First, FHA has mortgage insurance issued by HUD (Dept. of Housing and Urban Development). What this does is allow you to put down as little as 3.5% and obtain an interest rate that is lower than conventional mortgage rates. With FHA mortgages, unless you put 10% down on the house, or have that in equity on a refinance, then the mortgage insurance will be on the loan as long as you have the mortgage. The amount of mortgage insurance is fixed (%) based on your loan amount and whether you put <5% or >5% down on the house.

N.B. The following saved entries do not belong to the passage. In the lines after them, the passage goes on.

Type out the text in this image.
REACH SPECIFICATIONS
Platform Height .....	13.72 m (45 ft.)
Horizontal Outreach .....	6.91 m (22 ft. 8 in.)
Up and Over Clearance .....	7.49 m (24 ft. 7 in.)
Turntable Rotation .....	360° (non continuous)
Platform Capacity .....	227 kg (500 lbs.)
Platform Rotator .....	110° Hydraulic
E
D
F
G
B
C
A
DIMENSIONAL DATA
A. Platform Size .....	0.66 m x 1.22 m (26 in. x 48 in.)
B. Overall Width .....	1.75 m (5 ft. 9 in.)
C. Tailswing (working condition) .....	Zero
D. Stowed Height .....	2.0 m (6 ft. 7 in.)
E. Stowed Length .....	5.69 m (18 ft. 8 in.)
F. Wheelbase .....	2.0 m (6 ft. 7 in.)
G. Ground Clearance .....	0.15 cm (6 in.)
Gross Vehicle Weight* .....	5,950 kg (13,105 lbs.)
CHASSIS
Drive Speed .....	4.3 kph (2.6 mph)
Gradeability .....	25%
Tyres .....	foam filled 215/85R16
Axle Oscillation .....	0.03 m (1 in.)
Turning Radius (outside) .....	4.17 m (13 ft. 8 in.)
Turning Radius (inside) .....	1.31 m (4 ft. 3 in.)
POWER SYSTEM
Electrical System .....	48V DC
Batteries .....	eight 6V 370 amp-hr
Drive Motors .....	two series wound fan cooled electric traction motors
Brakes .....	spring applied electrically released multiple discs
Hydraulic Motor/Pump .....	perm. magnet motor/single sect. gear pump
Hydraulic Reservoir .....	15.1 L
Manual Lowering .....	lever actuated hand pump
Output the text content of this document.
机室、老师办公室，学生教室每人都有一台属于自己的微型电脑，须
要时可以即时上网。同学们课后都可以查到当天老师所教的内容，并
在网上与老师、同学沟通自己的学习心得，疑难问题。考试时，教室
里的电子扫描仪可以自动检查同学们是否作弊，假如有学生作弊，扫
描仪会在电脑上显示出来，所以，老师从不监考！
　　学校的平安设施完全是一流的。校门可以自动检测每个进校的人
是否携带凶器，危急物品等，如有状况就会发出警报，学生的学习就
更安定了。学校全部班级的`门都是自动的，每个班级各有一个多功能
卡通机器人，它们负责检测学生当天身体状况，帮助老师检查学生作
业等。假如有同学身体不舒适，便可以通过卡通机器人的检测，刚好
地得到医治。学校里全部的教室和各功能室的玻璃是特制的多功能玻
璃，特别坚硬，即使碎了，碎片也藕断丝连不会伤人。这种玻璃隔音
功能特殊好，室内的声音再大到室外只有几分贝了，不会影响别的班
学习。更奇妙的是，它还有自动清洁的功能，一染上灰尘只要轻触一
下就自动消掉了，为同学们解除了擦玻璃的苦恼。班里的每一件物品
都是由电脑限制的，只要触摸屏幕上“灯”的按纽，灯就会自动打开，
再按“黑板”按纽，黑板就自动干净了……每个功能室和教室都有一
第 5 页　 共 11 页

With conventional mortgages it is not as straight forward. It starts with your credit score. So the higher the score the cheaper your mortgage insurance will be. From there, it depends on your down payment (or equity on refinance). So 3% down (equity) requires the most expensive coverage. From there, there are cost breaks at 5%, 10%, 15%, and the magical 20% mark. For every step closer to 20% down (equity) you have less coverage required, so it is cheaper. But again, that is also tied back to your credit score to determine monthly costs for the mortgage insurance requirement you carry. From there, you can potentially use different strategies to reduce the mortgage insurance or buy it out completely. However, this strategy applies to conventional mortgages only.

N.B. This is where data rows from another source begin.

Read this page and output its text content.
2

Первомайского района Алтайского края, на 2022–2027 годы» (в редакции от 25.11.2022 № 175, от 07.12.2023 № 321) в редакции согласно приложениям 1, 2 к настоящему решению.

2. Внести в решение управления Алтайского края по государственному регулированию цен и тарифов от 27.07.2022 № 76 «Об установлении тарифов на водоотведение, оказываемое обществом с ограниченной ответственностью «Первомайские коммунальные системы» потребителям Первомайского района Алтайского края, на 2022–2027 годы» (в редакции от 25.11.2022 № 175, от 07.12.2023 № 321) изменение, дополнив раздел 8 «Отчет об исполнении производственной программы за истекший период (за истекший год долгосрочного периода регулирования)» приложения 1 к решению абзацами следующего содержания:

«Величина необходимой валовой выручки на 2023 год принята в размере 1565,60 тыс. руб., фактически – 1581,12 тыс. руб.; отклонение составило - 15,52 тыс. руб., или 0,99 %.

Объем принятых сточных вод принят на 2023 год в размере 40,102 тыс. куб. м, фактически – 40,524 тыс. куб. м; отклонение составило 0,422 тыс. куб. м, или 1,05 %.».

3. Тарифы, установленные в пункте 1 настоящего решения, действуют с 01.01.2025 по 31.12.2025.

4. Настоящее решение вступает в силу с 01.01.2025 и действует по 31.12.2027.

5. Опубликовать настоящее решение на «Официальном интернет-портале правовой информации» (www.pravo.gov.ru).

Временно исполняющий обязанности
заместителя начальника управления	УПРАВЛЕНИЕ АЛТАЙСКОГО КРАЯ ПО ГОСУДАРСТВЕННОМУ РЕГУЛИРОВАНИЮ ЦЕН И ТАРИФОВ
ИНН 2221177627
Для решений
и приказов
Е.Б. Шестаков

After closing on the loan the mortgage insurance will stay in place. You pay it as a part of your total monthly payment. The reason? If you put less money down, the servicer is exposed should you default. So this is paid to protect them in the off chance you default. Should that happen the servicer would make a claim for the loss to either HUD (FHA) or the PMI company (conventional) to recoup their losses on the defaulted mortgage. However, PMI/MMI allows you to put less money down and buy the house. So it is a trade-off.

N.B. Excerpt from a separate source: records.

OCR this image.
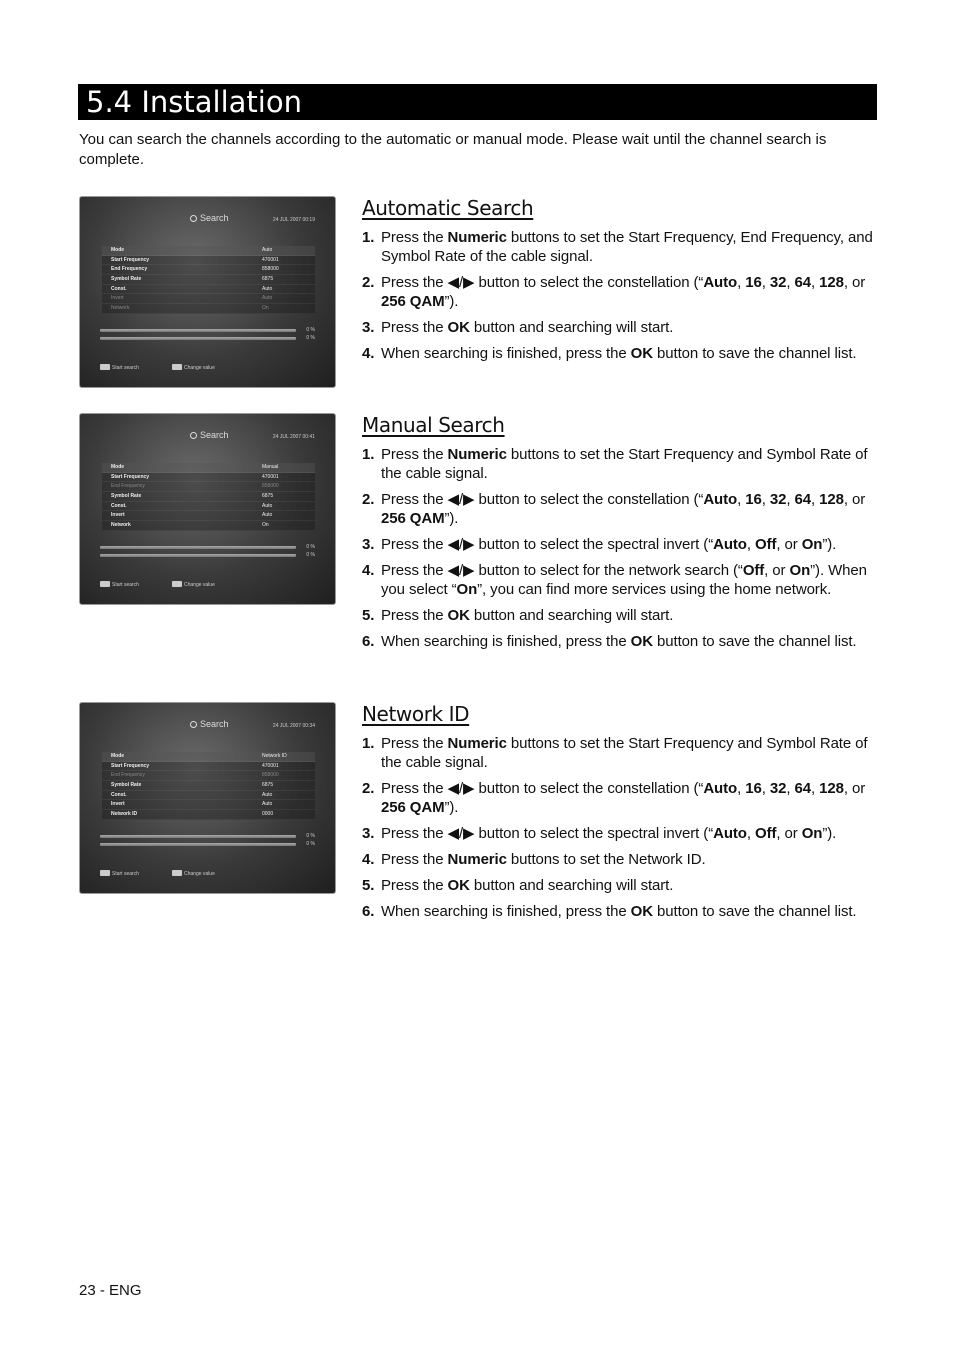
5.4 Installation
You can search the channels according to the automatic or manual mode. Please wait until the channel search is complete.
Search	24 JUL 2007 00:19
Mode	Auto
Start Frequency	470001
End Frequency	858000
Symbol Rate	6875
Const.	Auto
Invert	Auto
Network	On
0 %
0 %
Start search	Change value
Automatic Search
1. Press the Numeric buttons to set the Start Frequency, End Frequency, and Symbol Rate of the cable signal.
2. Press the ◀/▶ button to select the constellation (“Auto, 16, 32, 64, 128, or 256 QAM”).
3. Press the OK button and searching will start.
4. When searching is finished, press the OK button to save the channel list.
Search	24 JUL 2007 00:41
Mode	Manual
Start Frequency	470001
End Frequency	858000
Symbol Rate	6875
Const.	Auto
Invert	Auto
Network	On
0 %
0 %
Start search	Change value
Manual Search
1. Press the Numeric buttons to set the Start Frequency and Symbol Rate of the cable signal.
2. Press the ◀/▶ button to select the constellation (“Auto, 16, 32, 64, 128, or 256 QAM”).
3. Press the ◀/▶ button to select the spectral invert (“Auto, Off, or On”).
4. Press the ◀/▶ button to select for the network search (“Off, or On”). When you select “On”, you can find more services using the home network.
5. Press the OK button and searching will start.
6. When searching is finished, press the OK button to save the channel list.
Search	24 JUL 2007 00:34
Mode	Network ID
Start Frequency	470001
End Frequency	858000
Symbol Rate	6875
Const.	Auto
Invert	Auto
Network ID	0000
0 %
0 %
Start search	Change value
Network ID
1. Press the Numeric buttons to set the Start Frequency and Symbol Rate of the cable signal.
2. Press the ◀/▶ button to select the constellation (“Auto, 16, 32, 64, 128, or 256 QAM”).
3. Press the ◀/▶ button to select the spectral invert (“Auto, Off, or On”).
4. Press the Numeric buttons to set the Network ID.
5. Press the OK button and searching will start.
6. When searching is finished, press the OK button to save the channel list.
23 - ENG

An interesting comment I hear commonly is that conventional mortgages are better because FHA mortgage insurance is required as long as you have the (FHA) loan in place. Fair, but let’s break this apart. Fannie Mae’s statistics show currently the average life of a mortgage is 37-48 months. So let’s face it, if you put 5% down with a conventional mortgage and live up to statistics you too will have mortgage insurance the whole time you carry that mortgage. So how is that different than FHA mortgage insurance requirements? One thing that is different is that with a conventional mortgage after closing if you reach 78% (not 80%) loan to value your mortgage insurance will be removed, should it be your primary residence. It can be a combination of appreciation in your home (change in value) and principal reduction (payments). That won’t happen over night, and you may not own the house or still have the same mortgage this many years down the road.
All in all mortgage insurance is required under certain circumstances with your mortgage. To determine what loan program is right for you, should not just be based on the mortgage insurance conversation. We’ll get to that in future blogs. But it is all about structure and strategy.